Attorney General Kathy Jennings announced today that the State of Delaware has reached an agreement with Newark Manor Nursing Home (also known as Premiere Healthcare, Inc.), its owner Bruce Boyer, administrator David Boyer and former administrator Susan Comegys, to settle allegations that Newark Manor: (1) provided substandard and worthless services to its residents; (2) inaccurately reported certain residents’ clinical conditions; (3) failed to provide adequate staffing to provide resident care; and (4) failed to prevent harm to its residents. Newark Manor is a privately owned for-profit intermediate care nursing facility in Newark and licensed by the State of Delaware.

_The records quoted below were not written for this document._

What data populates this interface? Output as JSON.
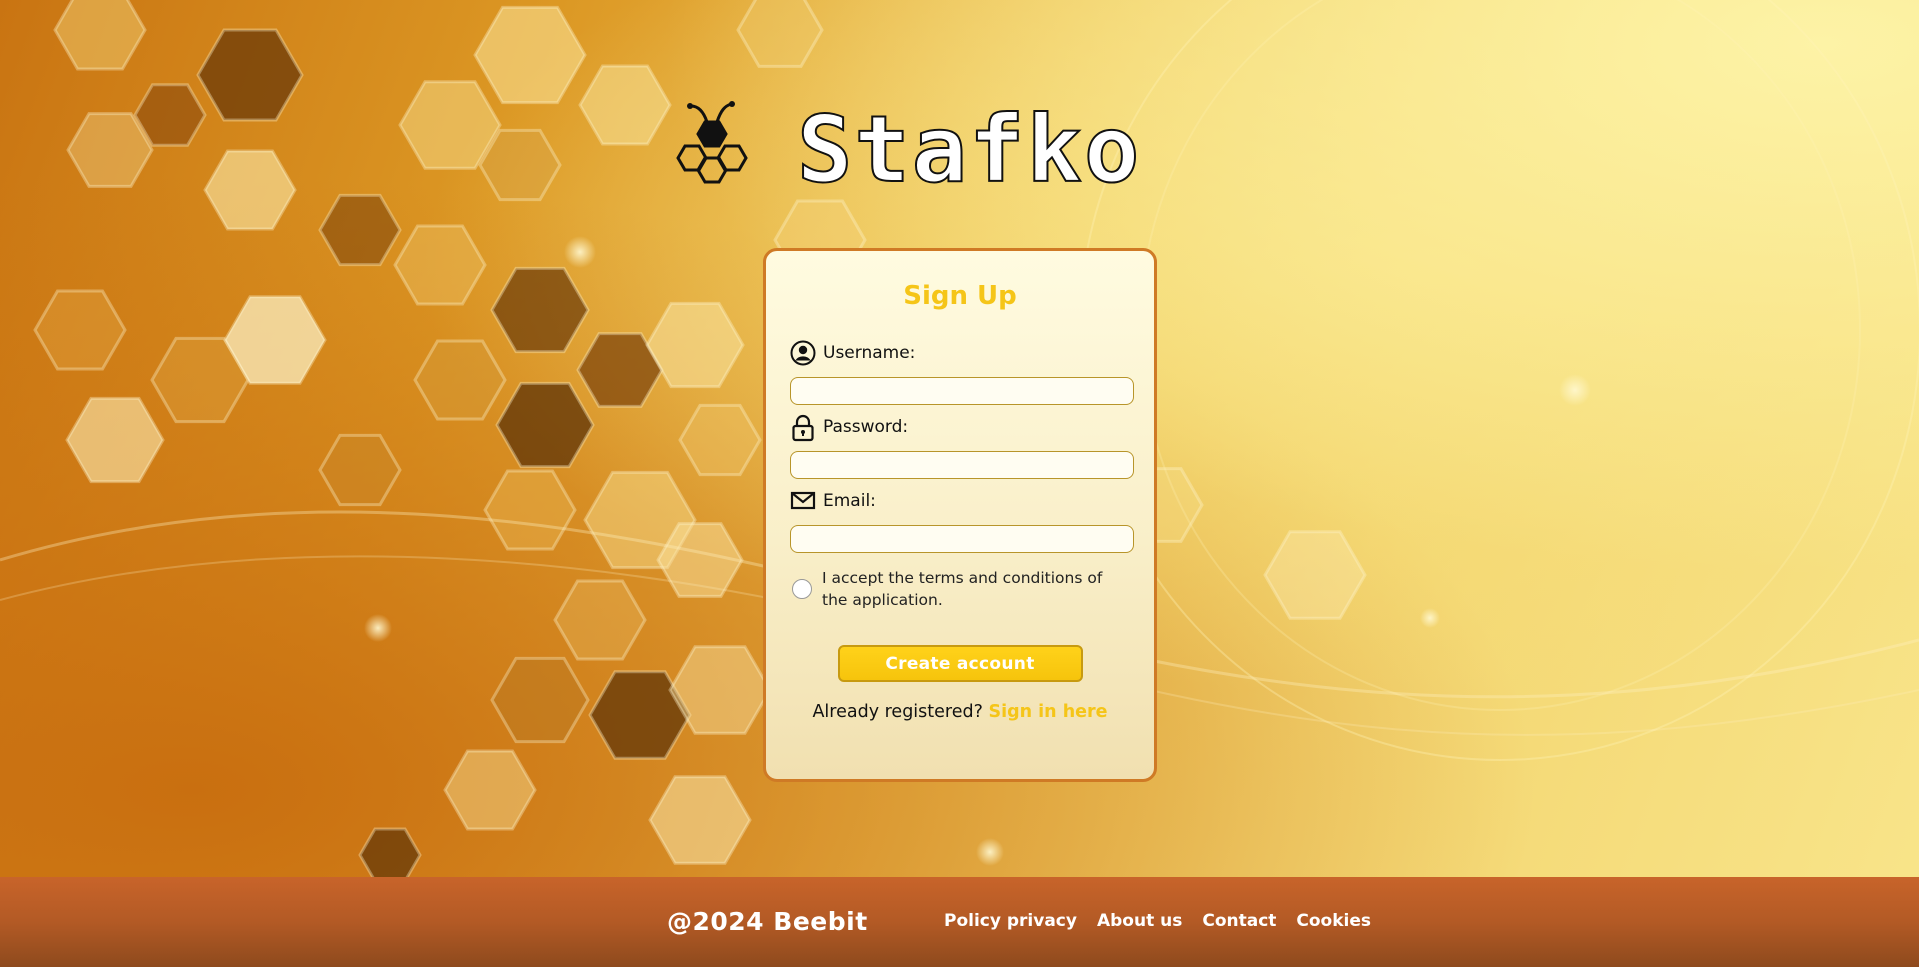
{
  "brand": {
    "name": "Stafko"
  },
  "form": {
    "title": "Sign Up",
    "username_label": "Username:",
    "username_value": "",
    "password_label": "Password:",
    "password_value": "",
    "email_label": "Email:",
    "email_value": "",
    "terms_text": "I accept the terms and conditions of the application.",
    "submit_label": "Create account",
    "signin_prompt": "Already registered?",
    "signin_link": "Sign in here"
  },
  "footer": {
    "copyright": "@2024 Beebit",
    "links": [
      "Policy privacy",
      "About us",
      "Contact",
      "Cookies"
    ]
  },
  "colors": {
    "accent": "#f5c518",
    "card_border": "#cf7a25",
    "footer": "#b35a25"
  },
  "icons": {
    "logo": "bee-hexagon-icon",
    "username": "user-circle-icon",
    "password": "lock-icon",
    "email": "envelope-icon"
  }
}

“Elderly nursing home residents are among the most vulnerable citizens of Delaware. We are committed to holding facilities accountable and will not tolerate substandard care, or an unsafe environment, for residents of facilities. Today’s settlement holds Newark Manor and its owner responsible for the substandard care provided and sends a message that we will continue to hold facility owners responsible for resident care provided throughout Delaware,” said Attorney General Jennings.

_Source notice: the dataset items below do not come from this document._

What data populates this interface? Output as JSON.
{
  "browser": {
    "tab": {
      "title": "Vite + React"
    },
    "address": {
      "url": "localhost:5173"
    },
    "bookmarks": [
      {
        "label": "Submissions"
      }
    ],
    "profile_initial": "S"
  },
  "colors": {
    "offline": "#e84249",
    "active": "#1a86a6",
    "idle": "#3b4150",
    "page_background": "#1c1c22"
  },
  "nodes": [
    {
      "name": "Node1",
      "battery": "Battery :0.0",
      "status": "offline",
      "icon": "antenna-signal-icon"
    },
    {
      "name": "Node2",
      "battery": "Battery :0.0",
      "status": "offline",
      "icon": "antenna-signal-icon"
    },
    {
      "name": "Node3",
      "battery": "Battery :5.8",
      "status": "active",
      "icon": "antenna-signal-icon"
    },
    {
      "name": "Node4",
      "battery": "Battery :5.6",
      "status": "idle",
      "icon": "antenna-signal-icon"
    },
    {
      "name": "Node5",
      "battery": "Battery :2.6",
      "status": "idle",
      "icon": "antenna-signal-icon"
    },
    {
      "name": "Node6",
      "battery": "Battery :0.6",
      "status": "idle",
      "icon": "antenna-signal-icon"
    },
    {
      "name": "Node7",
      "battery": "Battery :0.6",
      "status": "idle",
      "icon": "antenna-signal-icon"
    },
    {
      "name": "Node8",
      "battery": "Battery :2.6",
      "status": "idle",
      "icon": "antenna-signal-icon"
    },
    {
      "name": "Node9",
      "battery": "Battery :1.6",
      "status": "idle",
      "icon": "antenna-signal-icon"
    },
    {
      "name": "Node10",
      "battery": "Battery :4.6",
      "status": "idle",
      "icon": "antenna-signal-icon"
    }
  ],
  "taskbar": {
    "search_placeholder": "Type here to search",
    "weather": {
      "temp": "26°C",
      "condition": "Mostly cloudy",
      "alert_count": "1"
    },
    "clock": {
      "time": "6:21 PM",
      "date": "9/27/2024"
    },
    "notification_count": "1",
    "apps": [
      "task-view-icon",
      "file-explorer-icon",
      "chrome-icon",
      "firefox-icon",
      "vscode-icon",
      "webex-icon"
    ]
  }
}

The civil settlement resolves allegations that, from 2011 through 2017 Newark Manor:
- persistently failed to provide adequate nursing care including supervision to vulnerable residents of Newark Manor, causing falls, fractures, and other significant injuries;
- failed to meet the required daily care hours per resident;
- failed to act on monthly pharmacy recommendations, and supply prescribed medication to certain residents;
- failed to take steps so that residents were not burned by hot coffee, and failed to adequately treat burns;
- failed to maintain hygiene standards;
- failed to maintain effective strategies to prevent falls;
- failed to ensure that the resident environment was free of accident hazards; and
- created incorrect care plans for their residents.

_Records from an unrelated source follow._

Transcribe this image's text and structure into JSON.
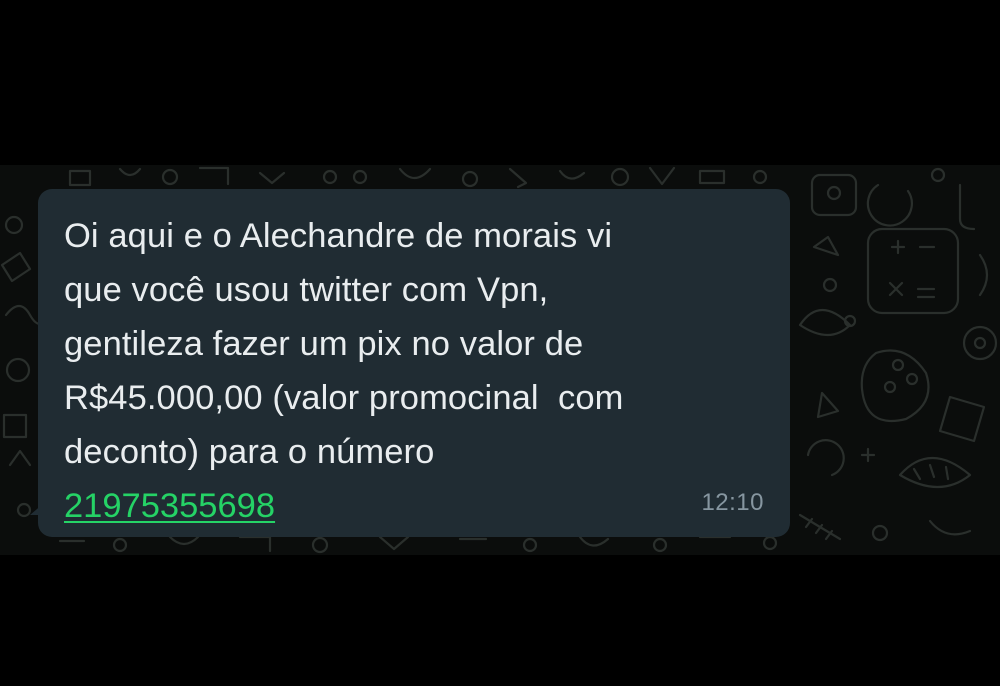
{
  "message": {
    "lines": [
      "Oi aqui e o Alechandre de morais vi",
      "que você usou twitter com Vpn,",
      "gentileza fazer um pix no valor de",
      "R$45.000,00 (valor promocinal  com",
      "deconto) para o número"
    ],
    "phone_link": "21975355698",
    "time": "12:10"
  },
  "colors": {
    "bubble": "#202c33",
    "text": "#e9edef",
    "link": "#25d366",
    "timestamp": "#8696a0",
    "background": "#0b0d0c"
  }
}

Newark Manor and its owner have agreed to pay $381,000 to resolve this case with $175,000 going to the Division of Medicaid and Medical Assistance within the Department of Health and Social Services. Newark Manor’s owner will reinvest the remaining $206,000 into capital improvements at the facility that will enhance resident care. Additionally, Newark Manor will be subject to a two-year Corporate Integrity Agreement, which subjects Newark Manor, its owner and management, to extensive compliance obligations. The Attorney General’s Medicaid Fraud Control Unit will monitor Newark Manor’s compliance with the settlement terms.
Director Christina Kontis, Deputy Attorney General Laura Najemy, special investigator Paul Reutter, nurse analyst Brian Galbreath, all of the Medicaid Fraud Control Unit, along with forensic accountant Clyde Hartman of the White Collar Crime Unit, handled this case.